The bottomline is that Republican politicians like Ryan have never experienced the shocking everyday sexism that the vast majority of American women continue to face, from things like street harassment to policies that dramatically affect their living standards—for example, access to Planned Parenthood, family leave, a living wage, and pay equity, in a society where women are far more likely to live in poverty.

These beliefs, rooted in a lack of direct experience and indifference to women’s voices, are problematic on their own, but when they shape the policies of the majority of our elected lawmakers, a serious problem emerges. In the last year, I’ve lost count of how many times Republicans have led attempts to defund Planned Parenthood or buried pay equity legislation or said or proposed problematic ideas related to rape and sexual assault.

Republican lawmakers and voters alike are making decisions guided by the idea that women and men are equal, that sexism and inequality are non-issues. A sizable portion of Republicans even think the pendulum has swung too far and men—who, FYI, make up 80 percent of Congress—have become the victims of today’s militantly feminist, “anti-male” culture.

It pains me that I have to spell this out, but the consequences for women in a country with the highest maternal mortality rate in the world, under a presidential administration that’s proudly pledged to recognize the humanity of fertilized eggs over born, living women, are dire. Women continue to face legal threats and even imprisonment for having abortions, and it seems every few months there’s some bill in circulation to allow states to legally punish women and providers for the procedure.

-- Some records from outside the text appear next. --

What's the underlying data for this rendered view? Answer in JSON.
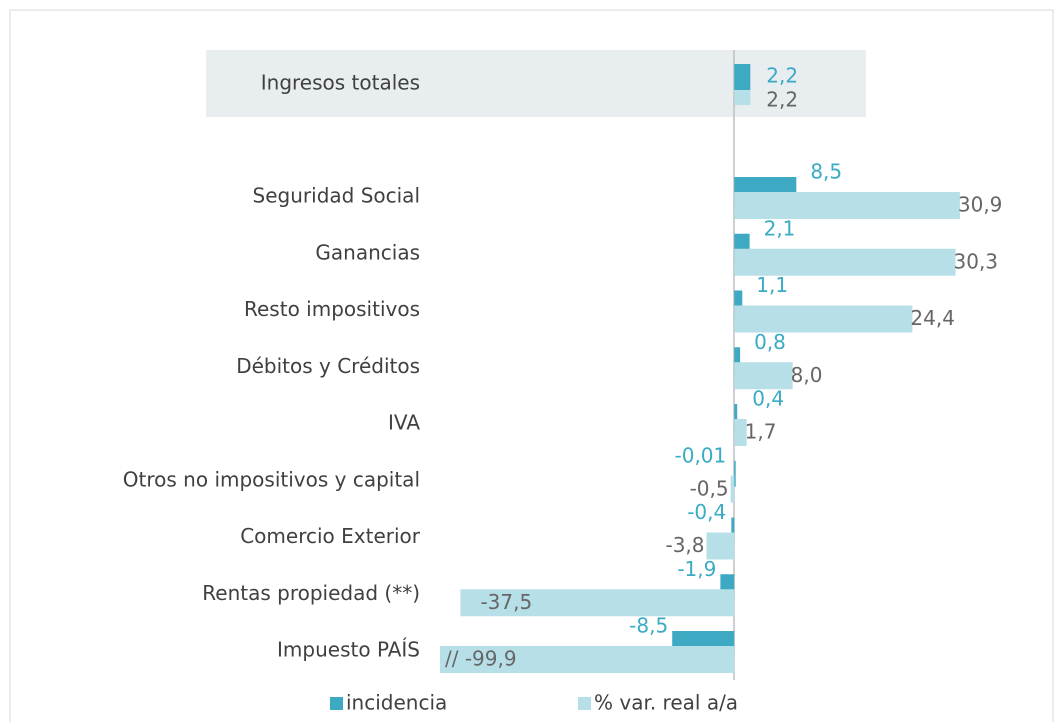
{
  "chart_data": {
    "type": "hbar",
    "categories": [
      "Ingresos totales",
      "Seguridad Social",
      "Ganancias",
      "Resto impositivos",
      "Débitos y Créditos",
      "IVA",
      "Otros no impositivos y capital",
      "Comercio Exterior",
      "Rentas propiedad (**)",
      "Impuesto PAÍS"
    ],
    "series": [
      {
        "name": "incidencia",
        "color": "#3ea9c2",
        "label_color": "#3aabc4",
        "values": [
          2.2,
          8.5,
          2.1,
          1.1,
          0.8,
          0.4,
          -0.01,
          -0.4,
          -1.9,
          -8.5
        ],
        "value_labels": [
          "2,2",
          "8,5",
          "2,1",
          "1,1",
          "0,8",
          "0,4",
          "-0,01",
          "-0,4",
          "-1,9",
          "-8,5"
        ]
      },
      {
        "name": "% var. real a/a",
        "color": "#b7dfe8",
        "label_color": "#666666",
        "values": [
          2.2,
          30.9,
          30.3,
          24.4,
          8.0,
          1.7,
          -0.5,
          -3.8,
          -37.5,
          -99.9
        ],
        "value_labels": [
          "2,2",
          "30,9",
          "30,3",
          "24,4",
          "8,0",
          "1,7",
          "-0,5",
          "-3,8",
          "-37,5",
          "// -99,9"
        ]
      }
    ],
    "xlim": [
      -40.3,
      31.6
    ],
    "legend": "bottom"
  }
}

And really, at the end of the day, the numbers say it all—the numbers of women who have harmed themselves attempting to perform their own abortions, who have struggled to afford birth control, tampons and razors, who have been harassed by employers or sexually assaulted. I can’t believe the argument that gender parity has been reached is even being put forth seriously, let alone by the majority of a major political party whose elected representatives occupy the vast majority of offices across the country.

But that being said, there’s plenty of ignorance to go around. The same Pew study found Democrats—particularly male Democrats—have some pretty convoluted ideas about the current state of things. 58 percent of male Democrats see no difference in difficulty in men and women’s lives, and 44 percent think that gender equality-wise, things are all good in America, right now—you know, the same country that elected a man accused of sexual abuse from more than a dozen women before a female former senator and secretary of state.

These numbers are irritating, but hardly surprising for anyone who uses the internet. Something the left and right alike share is rabid disdain for “social justice warriors” and “feminazis,” who are purportedly exaggerating gender and other identity-based sociopolitical injustices. Those who have never directly experienced identity-based oppression continue to silence, attack, or just tune out those who have, and the cycle continues. Voters—namely men and Republicans, according to the Pew study—see nothing wrong with a status quo that doesn’t directly hurt them, perhaps even benefits them, and so they continue to vote in a manner that upholds said status quo. And, as I’m sure you could probably guess, women are the ones who suffer the consequences of this.